AAC Awareness Month Activities
Established in 2007 by ISAAC’s LEAD Committee, AAC Awareness month invites us to spread the word about all things AAC, and it’s pretty exciting to think back on all we’ve done and also to plan for the current year. Each week during AAC Awareness Month we’ll share suggestions for things to do to help others learn about a field that emerged to support children and adults with complex communication needs.
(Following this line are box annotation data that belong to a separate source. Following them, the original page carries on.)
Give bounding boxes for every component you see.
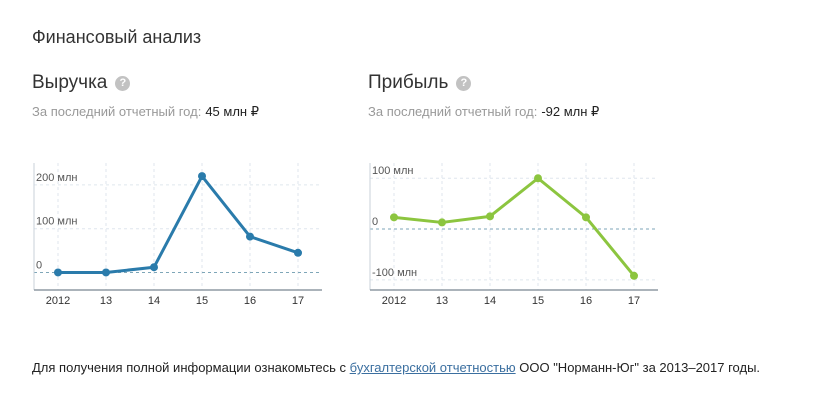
help-icon[interactable]: ? bbox=[456, 75, 472, 91]
footer-suffix: ООО "Норманн-Юг" за 2013–2017 годы. bbox=[519, 360, 761, 375]
y-tick-label: 100 млн bbox=[36, 216, 77, 228]
profit-title: Прибыль bbox=[368, 72, 449, 93]
x-tick-label: 17 bbox=[292, 295, 304, 305]
data-point[interactable] bbox=[582, 213, 590, 222]
profit-panel: Прибыль ? За последний отчетный год: -92 … bbox=[368, 70, 688, 310]
revenue-panel: Выручка ? За последний отчетный год: 45 м… bbox=[32, 70, 352, 310]
y-tick-label: 0 bbox=[372, 216, 378, 228]
revenue-chart: 0 100 млн 200 млн 2012 13 14 15 16 17 bbox=[32, 160, 337, 305]
x-tick-label: 15 bbox=[196, 295, 208, 305]
revenue-subtitle: За последний отчетный год: 45 млн ₽ bbox=[32, 104, 259, 120]
x-tick-label: 16 bbox=[244, 295, 256, 305]
data-point[interactable] bbox=[486, 212, 494, 221]
data-point[interactable] bbox=[438, 218, 446, 227]
data-point[interactable] bbox=[102, 268, 110, 277]
chart-1-grid bbox=[370, 163, 658, 290]
data-point[interactable] bbox=[294, 248, 302, 257]
profit-subtitle: За последний отчетный год: -92 млн ₽ bbox=[368, 104, 599, 120]
accounting-report-link[interactable]: бухгалтерской отчетностью bbox=[349, 360, 516, 375]
data-point[interactable] bbox=[534, 174, 542, 183]
revenue-chart-svg: 0 100 млн 200 млн 2012 13 14 15 16 17 bbox=[33, 163, 322, 305]
x-tick-label: 2012 bbox=[382, 295, 406, 305]
y-tick-label: 100 млн bbox=[372, 165, 413, 177]
profit-chart: -100 млн 0 100 млн 2012 13 14 15 16 17 bbox=[368, 160, 673, 305]
y-tick-label: 200 млн bbox=[36, 172, 77, 184]
revenue-subtitle-label: За последний отчетный год: bbox=[32, 104, 202, 119]
profit-subtitle-value: -92 млн ₽ bbox=[541, 104, 600, 119]
x-tick-label: 13 bbox=[436, 295, 448, 305]
x-tick-label: 14 bbox=[148, 295, 160, 305]
series-line bbox=[56, 174, 300, 274]
x-tick-label: 17 bbox=[628, 295, 640, 305]
data-point[interactable] bbox=[630, 271, 638, 280]
x-tick-label: 15 bbox=[532, 295, 544, 305]
x-tick-label: 16 bbox=[580, 295, 592, 305]
x-tick-label: 2012 bbox=[46, 295, 70, 305]
profit-subtitle-label: За последний отчетный год: bbox=[368, 104, 538, 119]
footer-prefix: Для получения полной информации ознакомь… bbox=[32, 360, 347, 375]
x-tick-label: 14 bbox=[484, 295, 496, 305]
data-point[interactable] bbox=[150, 263, 158, 272]
profit-chart-svg: -100 млн 0 100 млн 2012 13 14 15 16 17 bbox=[369, 163, 658, 305]
footer-note: Для получения полной информации ознакомь… bbox=[32, 360, 760, 375]
revenue-title: Выручка bbox=[32, 72, 108, 93]
data-point[interactable] bbox=[390, 213, 398, 222]
series-line bbox=[392, 176, 636, 278]
y-tick-label: 0 bbox=[36, 259, 42, 271]
x-tick-label: 13 bbox=[100, 295, 112, 305]
section-title: Финансовый анализ bbox=[32, 27, 202, 47]
revenue-subtitle-value: 45 млн ₽ bbox=[205, 104, 259, 119]
data-point[interactable] bbox=[198, 172, 206, 181]
help-icon[interactable]: ? bbox=[115, 75, 131, 91]
data-point[interactable] bbox=[54, 268, 62, 277]
y-tick-label: -100 млн bbox=[372, 267, 417, 279]
data-point[interactable] bbox=[246, 232, 254, 241]
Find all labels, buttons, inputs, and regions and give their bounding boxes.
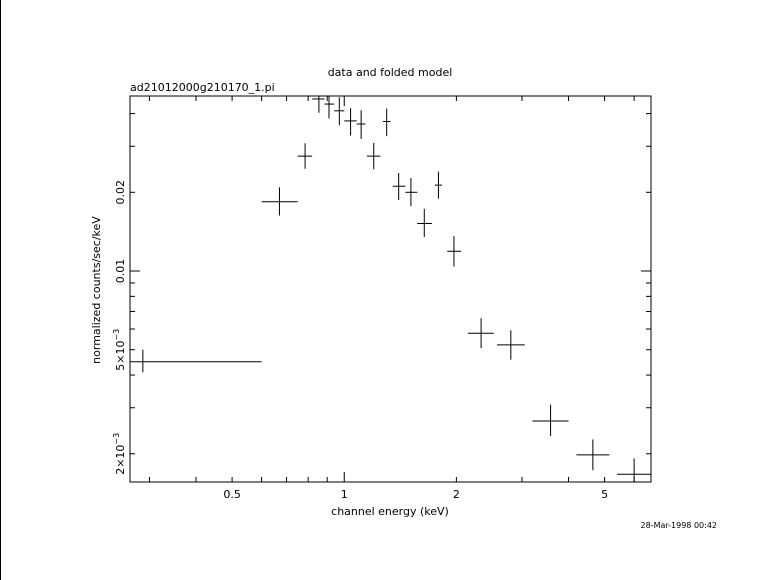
timestamp-label: 28-Mar-1998 00:42: [641, 521, 718, 530]
data-point: [447, 236, 462, 267]
data-point: [324, 96, 335, 119]
data-point: [392, 173, 406, 200]
data-point: [297, 143, 313, 169]
x-tick-label: 2: [453, 488, 460, 501]
data-point: [417, 208, 432, 237]
data-point: [334, 97, 345, 126]
data-points: [130, 96, 651, 482]
data-point: [532, 404, 569, 436]
y-tick-label: 2×10−3: [112, 433, 127, 475]
data-point: [434, 171, 443, 199]
window-left-border: [0, 0, 1, 580]
data-point: [496, 330, 525, 360]
axis-ticks: [130, 96, 651, 482]
x-tick-label: 5: [601, 488, 608, 501]
data-point: [405, 177, 418, 207]
data-point: [261, 187, 298, 216]
y-axis-label: normalized counts/sec/keV: [90, 216, 103, 364]
y-tick-label: 0.01: [114, 259, 127, 284]
data-point: [312, 96, 325, 113]
data-point: [382, 108, 391, 137]
chart-title: data and folded model: [328, 66, 453, 79]
x-axis-label: channel energy (keV): [331, 505, 449, 518]
y-tick-label: 0.02: [114, 180, 127, 205]
plot-frame: [129, 95, 652, 483]
data-point: [356, 110, 366, 139]
x-tick-label: 0.5: [223, 488, 241, 501]
data-point: [130, 349, 262, 373]
data-point: [366, 142, 381, 170]
tick-labels: 0.5 1 2 5 2×10−3 5×10−3 0.01 0.02: [112, 180, 608, 501]
data-point: [344, 108, 357, 136]
chart-subtitle: ad21012000g210170_1.pi: [130, 81, 275, 94]
x-tick-label: 1: [341, 488, 348, 501]
data-point: [576, 439, 610, 471]
data-point: [468, 318, 494, 349]
data-point: [617, 458, 651, 482]
y-tick-label: 5×10−3: [112, 329, 127, 371]
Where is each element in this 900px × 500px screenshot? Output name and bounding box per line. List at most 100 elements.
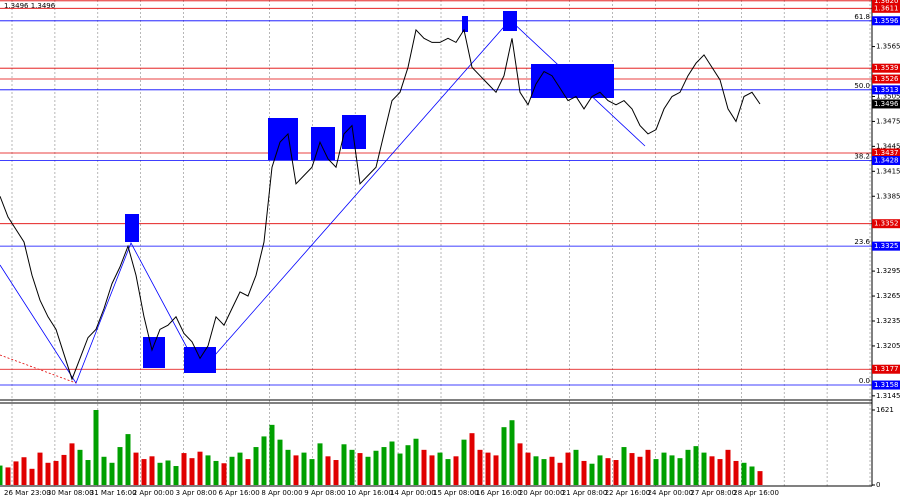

This week, we’ll focus on hands-on activities. A popular approach to AAC Awareness Month is to invite a group of colleagues or families to come together and communicate only through AAC for the event. Some years, we’ve held ‘Silent Snack’ events before class where we put out a variety of board games and invited some of our AAC clients to come in and play along. They enjoyed serving as our AAC Ambassadors, meeting new people, and ‘wow-ing’ the crowd with their AAC skills. Other years, we’ve held Silent Breakfasts where participants had to use AAC to get their food and beverages at different stations, AAC pizza parties, screened AAC-friendly movies, participated in AAC Read-a-Thons, and taken our AAC out into the community.
The most successful events were those in which there was a little structure, such as playing a game, which is rich in authentic reasons to communicate. Let’s get started!
- For hands-on activities, your participants will need access to AAC. So print some communication boards, like this one from CoughDrop, or pull out some SGDs/AAC apps.
- Select an activity to do with your group.
- There are lots of good ideas for communication games in this book by Sally Millar and Joanna Courtney from CALL Scotland
- Familiar board or card games work well as the game itself seems to take the focus off the AAC and lets the participants focus on communicating and having fun. Short, simple games, like those listed below, are usually better than lengthy or complex games (e.g., Monopoly, Catan).
- Go Fish
- Battleship (regular or our AAC version)
- Chutes and Ladders
- Guess Who
- Prepare some handouts or other takeaways for the participants to keep. Here are some ideas to get you started.
- During the event
- Be sure your participants each have some form of AAC right from the beginning. You probably don’t want to give them AAC that takes a lot of instruction because too much time will be spent on that rather than on your activities. Communication boards, books, and SGDs/apps that are more intuitive usually work best.
- Get your cheerleading clothes on! Be prepared for people who are reluctant to participate and use AAC. Chances are that they’re afraid of looking silly or incompetent. Make it as risk-free as possible so that people feel comfortable trying out a new way of communicating.
- Get in there and have fun with it!
- A few other things to think about:
- You might want to have people sign in and provide their email addresses so that you can follow up with additional AAC information or invite them to other events in the future.
- Invite some people who use AAC and/or their families to serve as models for those who are new to AAC.
- Consider designating a photographer to document the event. Be sure your participants are comfortable with being photographed and that appropriate privacy guidelines are being followed. In some contexts, the photos will be great for printing and display and/or sharing with teams. Be careful about sharing on social media if any identifying information is shown in the photos.
- Keep your extra materials for next year!